J'étois heureux; elle partageoit mon bonheur. Nous le goûterions peut-être encore; les dieux en ont ordonné autrement.

Deux mois s'étoient passés depuis notre hymen. Un matin je tendois des toiles aux habitans des forêts sur les côteaux fleuris du mont Hymette; l'Aurore m'apperçut et m'enleva dans son char. Qu'il me soit permis de dire la pure vérité sans offenser cette jeune déesse. Je reconnois qu'elle est parfaitement belle, que la fraîcheur de son teint est rehaussée par l'éclat des couleurs les plus brillantes, qu'elle a son empire dans cet intervalle qui est entre la nuit et le jour, et qu'elle boit le nectar dans la coupe des dieux: mais je dois avouer qu'il me fut impossible d'oublier Procris; jamais je ne cessai de l'aimer : seule elle occupoit mon esprit et mon cœur; je ne cessois de parler d'elle; et, regrettant toujours les délices dont je m'étois enivré avec une épouse si aimable, j'en entretenois continuellement la déesse.

L'Aurore fut piquée.

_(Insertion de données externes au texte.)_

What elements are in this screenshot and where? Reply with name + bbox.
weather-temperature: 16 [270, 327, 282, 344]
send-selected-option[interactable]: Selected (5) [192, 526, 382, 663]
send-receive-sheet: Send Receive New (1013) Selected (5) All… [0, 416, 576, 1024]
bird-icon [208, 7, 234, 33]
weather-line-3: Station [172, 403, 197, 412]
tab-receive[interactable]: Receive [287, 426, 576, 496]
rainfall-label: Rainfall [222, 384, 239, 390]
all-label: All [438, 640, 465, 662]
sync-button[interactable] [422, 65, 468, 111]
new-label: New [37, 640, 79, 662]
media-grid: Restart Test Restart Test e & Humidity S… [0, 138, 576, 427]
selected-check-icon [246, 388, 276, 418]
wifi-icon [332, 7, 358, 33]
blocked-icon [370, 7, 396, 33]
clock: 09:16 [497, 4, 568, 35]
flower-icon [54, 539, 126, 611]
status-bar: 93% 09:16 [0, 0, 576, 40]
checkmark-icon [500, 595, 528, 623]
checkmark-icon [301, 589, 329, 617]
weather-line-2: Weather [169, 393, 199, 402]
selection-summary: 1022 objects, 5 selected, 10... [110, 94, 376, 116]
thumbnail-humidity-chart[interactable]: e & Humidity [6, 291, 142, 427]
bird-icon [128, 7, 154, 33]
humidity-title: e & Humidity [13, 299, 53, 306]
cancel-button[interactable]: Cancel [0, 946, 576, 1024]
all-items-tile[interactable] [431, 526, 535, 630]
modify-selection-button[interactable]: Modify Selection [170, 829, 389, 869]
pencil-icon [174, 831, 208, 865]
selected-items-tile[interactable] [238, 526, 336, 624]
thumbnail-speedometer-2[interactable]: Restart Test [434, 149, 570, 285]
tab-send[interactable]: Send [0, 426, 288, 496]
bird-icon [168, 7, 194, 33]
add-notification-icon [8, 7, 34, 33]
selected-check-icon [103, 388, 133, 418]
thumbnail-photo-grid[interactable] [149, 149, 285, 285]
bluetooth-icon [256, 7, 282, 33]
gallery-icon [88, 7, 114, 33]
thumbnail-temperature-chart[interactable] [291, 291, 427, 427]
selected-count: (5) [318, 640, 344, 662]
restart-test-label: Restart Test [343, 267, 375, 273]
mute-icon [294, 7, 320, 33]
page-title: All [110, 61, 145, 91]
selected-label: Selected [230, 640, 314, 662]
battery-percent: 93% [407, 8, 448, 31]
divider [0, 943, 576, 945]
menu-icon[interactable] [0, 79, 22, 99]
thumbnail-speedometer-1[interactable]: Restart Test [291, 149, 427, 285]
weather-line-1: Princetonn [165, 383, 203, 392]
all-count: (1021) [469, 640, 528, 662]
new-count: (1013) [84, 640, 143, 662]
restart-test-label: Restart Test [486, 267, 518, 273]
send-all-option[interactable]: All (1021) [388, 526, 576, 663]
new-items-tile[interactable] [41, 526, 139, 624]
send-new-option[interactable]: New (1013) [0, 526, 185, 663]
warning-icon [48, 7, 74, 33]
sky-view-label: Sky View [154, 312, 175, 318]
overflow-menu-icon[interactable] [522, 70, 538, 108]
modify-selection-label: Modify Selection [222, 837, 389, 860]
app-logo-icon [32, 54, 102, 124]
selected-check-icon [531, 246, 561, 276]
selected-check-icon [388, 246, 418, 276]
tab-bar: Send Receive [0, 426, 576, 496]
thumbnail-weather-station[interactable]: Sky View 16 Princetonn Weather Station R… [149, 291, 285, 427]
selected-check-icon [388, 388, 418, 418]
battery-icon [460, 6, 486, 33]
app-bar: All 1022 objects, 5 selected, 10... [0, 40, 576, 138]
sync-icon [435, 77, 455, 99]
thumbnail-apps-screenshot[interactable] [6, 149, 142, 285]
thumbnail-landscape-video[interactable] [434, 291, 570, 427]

Cesse tes plaintes, ingrat, dit-elle; va retrouver ta Procris, aimela un jour, si je sais bien prévoir l'avenir, tu te repentiras de l'avoir aimée.

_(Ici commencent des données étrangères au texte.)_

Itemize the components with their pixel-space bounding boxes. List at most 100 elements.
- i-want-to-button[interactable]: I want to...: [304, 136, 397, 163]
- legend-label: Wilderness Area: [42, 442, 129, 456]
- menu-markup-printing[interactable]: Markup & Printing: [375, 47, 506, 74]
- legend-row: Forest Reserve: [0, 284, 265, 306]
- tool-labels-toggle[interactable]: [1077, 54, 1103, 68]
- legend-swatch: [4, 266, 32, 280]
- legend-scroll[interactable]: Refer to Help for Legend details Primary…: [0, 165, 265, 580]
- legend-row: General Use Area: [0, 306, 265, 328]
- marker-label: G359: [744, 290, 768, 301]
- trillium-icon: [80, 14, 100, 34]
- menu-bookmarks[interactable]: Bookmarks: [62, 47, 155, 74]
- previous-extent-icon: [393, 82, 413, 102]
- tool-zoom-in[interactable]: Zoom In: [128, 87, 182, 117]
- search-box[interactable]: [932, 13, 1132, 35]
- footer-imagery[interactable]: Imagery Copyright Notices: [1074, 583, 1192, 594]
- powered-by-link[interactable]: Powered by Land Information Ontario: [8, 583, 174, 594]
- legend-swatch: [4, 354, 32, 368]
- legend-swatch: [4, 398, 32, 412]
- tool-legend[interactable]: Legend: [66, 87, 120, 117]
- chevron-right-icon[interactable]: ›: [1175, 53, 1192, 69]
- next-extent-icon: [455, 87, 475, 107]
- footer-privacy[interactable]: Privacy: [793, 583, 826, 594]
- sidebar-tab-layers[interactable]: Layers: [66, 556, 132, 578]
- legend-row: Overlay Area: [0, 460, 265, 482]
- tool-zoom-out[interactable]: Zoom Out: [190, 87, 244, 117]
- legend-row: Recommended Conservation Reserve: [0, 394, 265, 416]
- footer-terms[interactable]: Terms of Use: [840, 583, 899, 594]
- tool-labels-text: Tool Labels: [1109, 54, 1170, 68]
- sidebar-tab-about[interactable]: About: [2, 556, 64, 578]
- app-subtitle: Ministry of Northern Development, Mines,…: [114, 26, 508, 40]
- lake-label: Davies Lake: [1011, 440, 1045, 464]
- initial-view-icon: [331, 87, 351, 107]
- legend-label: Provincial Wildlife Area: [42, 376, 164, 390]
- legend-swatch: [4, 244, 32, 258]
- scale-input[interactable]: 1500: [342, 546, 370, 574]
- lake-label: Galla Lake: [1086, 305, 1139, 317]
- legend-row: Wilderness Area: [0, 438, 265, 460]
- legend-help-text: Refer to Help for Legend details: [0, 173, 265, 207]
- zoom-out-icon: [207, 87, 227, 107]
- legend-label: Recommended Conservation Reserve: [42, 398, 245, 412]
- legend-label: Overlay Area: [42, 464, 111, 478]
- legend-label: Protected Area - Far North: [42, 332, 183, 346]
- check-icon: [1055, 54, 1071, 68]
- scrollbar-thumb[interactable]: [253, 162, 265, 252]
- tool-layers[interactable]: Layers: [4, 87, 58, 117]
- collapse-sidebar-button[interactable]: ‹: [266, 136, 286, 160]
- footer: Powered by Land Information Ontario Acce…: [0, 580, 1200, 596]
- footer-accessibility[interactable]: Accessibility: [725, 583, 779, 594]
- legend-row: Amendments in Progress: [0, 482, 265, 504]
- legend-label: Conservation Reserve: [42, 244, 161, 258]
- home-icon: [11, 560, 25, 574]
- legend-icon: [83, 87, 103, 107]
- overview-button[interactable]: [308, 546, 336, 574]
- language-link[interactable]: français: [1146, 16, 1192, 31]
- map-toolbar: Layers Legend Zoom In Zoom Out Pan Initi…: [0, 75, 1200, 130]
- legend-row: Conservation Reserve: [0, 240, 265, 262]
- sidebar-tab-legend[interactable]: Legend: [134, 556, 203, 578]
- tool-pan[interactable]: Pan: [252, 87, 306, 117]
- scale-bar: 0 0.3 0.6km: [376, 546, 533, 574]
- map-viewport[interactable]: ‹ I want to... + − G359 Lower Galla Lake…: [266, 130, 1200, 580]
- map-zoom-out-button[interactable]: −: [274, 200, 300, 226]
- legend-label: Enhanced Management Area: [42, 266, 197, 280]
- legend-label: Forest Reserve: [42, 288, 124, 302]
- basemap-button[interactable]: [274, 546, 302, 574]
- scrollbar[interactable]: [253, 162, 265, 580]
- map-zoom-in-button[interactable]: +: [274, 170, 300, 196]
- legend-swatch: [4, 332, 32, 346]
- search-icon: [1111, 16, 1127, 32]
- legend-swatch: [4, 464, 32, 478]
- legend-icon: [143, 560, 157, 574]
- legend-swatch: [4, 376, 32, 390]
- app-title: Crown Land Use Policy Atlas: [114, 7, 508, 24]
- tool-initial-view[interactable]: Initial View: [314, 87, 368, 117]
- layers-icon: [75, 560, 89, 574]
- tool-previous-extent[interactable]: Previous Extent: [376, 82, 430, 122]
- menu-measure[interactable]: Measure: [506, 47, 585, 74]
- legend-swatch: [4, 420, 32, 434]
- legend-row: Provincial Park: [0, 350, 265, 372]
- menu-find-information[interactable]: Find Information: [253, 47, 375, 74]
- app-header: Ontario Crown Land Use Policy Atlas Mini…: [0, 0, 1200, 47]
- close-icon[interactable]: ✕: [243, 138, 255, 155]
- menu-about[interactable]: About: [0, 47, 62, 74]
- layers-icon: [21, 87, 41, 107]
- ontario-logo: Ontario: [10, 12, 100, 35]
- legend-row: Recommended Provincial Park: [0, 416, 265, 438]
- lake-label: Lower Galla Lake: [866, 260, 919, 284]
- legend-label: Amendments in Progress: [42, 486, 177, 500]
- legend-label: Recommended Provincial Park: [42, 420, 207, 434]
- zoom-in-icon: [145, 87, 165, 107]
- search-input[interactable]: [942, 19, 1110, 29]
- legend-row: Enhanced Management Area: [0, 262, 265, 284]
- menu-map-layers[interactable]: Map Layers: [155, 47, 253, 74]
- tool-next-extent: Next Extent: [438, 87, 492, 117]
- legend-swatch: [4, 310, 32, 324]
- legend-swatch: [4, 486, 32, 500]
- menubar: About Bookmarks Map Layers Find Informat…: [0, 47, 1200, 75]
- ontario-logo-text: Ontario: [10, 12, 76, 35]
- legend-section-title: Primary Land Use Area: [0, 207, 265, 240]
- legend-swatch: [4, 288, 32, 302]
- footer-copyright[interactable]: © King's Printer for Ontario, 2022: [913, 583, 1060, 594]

Elle me renvoie alors. En retournant vers Procris, je me rappelai les dernières paroles de la déesse. Je commençois à craindre que mon épouse ne m'eût été infidèle; sa beauté, son âge, m'autorisoient à le croire. Ses mœurs parloient pour elle: mais j'avois été absent; mais celle que je quittois étoit un exemple de l'infidélité des femmes; mais les amans sont toujours inquiets et soupçonneux. Je me détermine à me chercher des chagrins, à tenter par des présens la foi de Procris. L'Aurore seconde ce dessein et change ma figure.

J'arrive à Athènes, j'entre dans ma maison, maison chaste et où tout respiroit l'innocence et l'honnêteté, où tout marquoit de l'inquiétude sur l'absence du maître. Il me fallut recourir à mille stratagêmes pour trouver accès auprès de la fille d'Erechthée. Quoique triste et languissante, elle avoit conservé tous ses charmes; son affliction même sembloit la rendre encore plus intéressante. Jugez, prince, quelle devoit être cette jeune beauté, puisque la douleur même n'avoit point affoibli son éclat. Malgré les discours flatteurs que je lui adressai, elle ne paroissoit occupée que du desir de revoir son époux sa modestie

et sa retenue lui faisoient repousser avec mépris toutes mes caresses. Vos soins empressés, vos sermens, disoit-elle, sont inutiles; mon cœur est tout entier à mon époux, et lui sera toujours fidèle.

Quel est l'homme sensé à qui cette épreuve n'eût pas suffi*? Mais je voulois absolument parvenir à me rendre malheureux. Je ne cessai point d'attaquer sa pudeur jusqu'à ce que, par des présens, par des promesses extraordinaires, je l'eusse ébranlée et rendue incertaine.

Perfide! m'écriai-je, je découvre le fond de ton cœur : cet amant prétendu, c'est moi, c'est ton époux; je suis le témoin de ta trahison.

Elle ne répond rien; mais, accablée de honte, elle sort en silence; elle fuit loin de sa maison, loin d'un époux cruel qui lui avoit tendu des piéges pour la faire succomber; et, détestant les hommes après cet exemple, elle s'occupe à parcourir les bois à la suite de Diane.

Quand je me vis abandonné, je sentis re

* Voyez le Curieux impertinent, comédie de Destouches, et une histoire qui se trouve dans Don Quichotte sous le même titre.